魅了の魔石が髪飾りの中にあることを知っていたなら最初からそう言えよという話になるので、そういった誤魔化しはできない。
「ええと、ほら。やっぱりウィリアム殿下達の様子が明らかにおかしかったし、いつも聖女エミリアと一緒にいるから絶対に何かあるって思っていたの」
「なるほど。じゃあ、どうして俺がその調査をしていると知っていたんだ?」
「そ、それは………最初はクロードも聖女エミリアのことが好きなのかなって思ってたけど、よく見たら違うみたいだし『じゃあどうして一緒にいるんだろう』って考えた時に、もしかしたら聖女エミリアの調査をしているのかなって」
しどろもどろそう返せば、クロードは言いたいことを無理矢理飲み込んだような顔をして何とか頷いてくれた。
そして彼は続ける。
「俺が最も聞きたかったのは、君があの時泣きそうな顔をしていた理由の方なんだ。………………これは俺にとって都合の良い憶測でしかないが、もしかしてソフィーは色恋に浮かれる俺に発破をかけるつもりでわざとあんな酷い振り方をしたんじゃないか?」
それにぎくりと肩を震わす。
その通りである。あの時はクロード自身も本当に聖女エミリアが呪具を使っているか判断できない様子であったし、それも含めて教えたというのもある。

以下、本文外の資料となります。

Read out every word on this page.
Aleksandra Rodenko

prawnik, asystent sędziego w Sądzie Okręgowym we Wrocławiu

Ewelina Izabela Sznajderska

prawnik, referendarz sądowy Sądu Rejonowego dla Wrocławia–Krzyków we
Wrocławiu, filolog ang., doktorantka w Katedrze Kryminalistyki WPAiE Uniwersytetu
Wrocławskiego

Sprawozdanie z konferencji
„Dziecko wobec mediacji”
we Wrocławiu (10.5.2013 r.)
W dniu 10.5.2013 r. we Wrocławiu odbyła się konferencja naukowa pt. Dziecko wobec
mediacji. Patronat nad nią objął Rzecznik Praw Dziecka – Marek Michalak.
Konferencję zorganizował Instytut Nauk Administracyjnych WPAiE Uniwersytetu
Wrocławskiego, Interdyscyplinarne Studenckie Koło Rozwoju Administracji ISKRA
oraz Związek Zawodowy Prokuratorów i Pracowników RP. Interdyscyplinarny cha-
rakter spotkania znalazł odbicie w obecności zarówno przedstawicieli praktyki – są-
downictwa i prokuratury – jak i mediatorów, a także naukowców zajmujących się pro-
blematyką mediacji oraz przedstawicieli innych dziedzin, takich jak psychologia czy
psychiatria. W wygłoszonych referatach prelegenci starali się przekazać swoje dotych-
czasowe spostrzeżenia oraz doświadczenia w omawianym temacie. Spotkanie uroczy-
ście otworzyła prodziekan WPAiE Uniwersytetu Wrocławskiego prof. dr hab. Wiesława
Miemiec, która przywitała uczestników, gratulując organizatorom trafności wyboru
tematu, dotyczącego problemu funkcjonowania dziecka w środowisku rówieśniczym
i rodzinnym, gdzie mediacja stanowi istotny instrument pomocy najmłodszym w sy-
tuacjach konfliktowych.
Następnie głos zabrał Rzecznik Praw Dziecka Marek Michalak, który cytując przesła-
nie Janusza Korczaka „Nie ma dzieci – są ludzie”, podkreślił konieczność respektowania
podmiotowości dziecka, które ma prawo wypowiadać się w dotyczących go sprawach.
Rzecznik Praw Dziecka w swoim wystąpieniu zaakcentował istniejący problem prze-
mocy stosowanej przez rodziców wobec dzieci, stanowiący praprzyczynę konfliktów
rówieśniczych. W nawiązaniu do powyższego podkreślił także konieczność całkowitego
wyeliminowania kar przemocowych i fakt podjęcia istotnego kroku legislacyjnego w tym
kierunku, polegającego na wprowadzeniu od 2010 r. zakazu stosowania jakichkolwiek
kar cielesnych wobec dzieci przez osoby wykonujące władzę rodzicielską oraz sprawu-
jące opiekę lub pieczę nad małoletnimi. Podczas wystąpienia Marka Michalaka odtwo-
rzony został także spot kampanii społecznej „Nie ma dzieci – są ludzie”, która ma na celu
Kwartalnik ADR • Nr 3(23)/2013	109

けれど今更「はい、そうです」と言って何になるんだろう。
(でもだからといって、それを否定したらクロードのことが本気で嫌いだったということになるしな………)
そう思い直し、私は観念して大人しく頷いた。
「ごめんなさい。本当にあのやり方は良くなかったと今でも反省しています。クロードが聖女エミリアの魔石を見つけてくれるよう、あんなこと言って………」
クロードの目が見開くのが分かった。
そして続けて言う。
「嘘だとはいえ嫌いだなんて言うべきではなかったし、クロードを頼りっきりにしてしまって本当に卑怯だったと思う」
罪悪感で死にそうになりながら深々と謝罪する。
しかしクロードは気を悪くした様子もなく、何故か嬉しそうに笑みを浮かべた。
「そ、そうか!そうだったのか!良かった!本当に良かった!」
「本当にごめんなさい。許せないとは思うけど………」
「いや、違うんだ。その、君が本心からあの言葉を言っていなかったのが分かって安心した。それだけでもう、良いんだ」
どこか満足気に目を細めるクロードにぽかんとする。
するとクロードはそんな私に対して安堵の笑みを浮かべながら答えた。
「君に嫌われていないという事実だけで、それだけで俺は生きていけるんだ」
どこか満たされた様子で話すクロードに私も自然と笑みが浮かぶ。
長かったけれど、ようやく彼との思いが一つになったような気がした。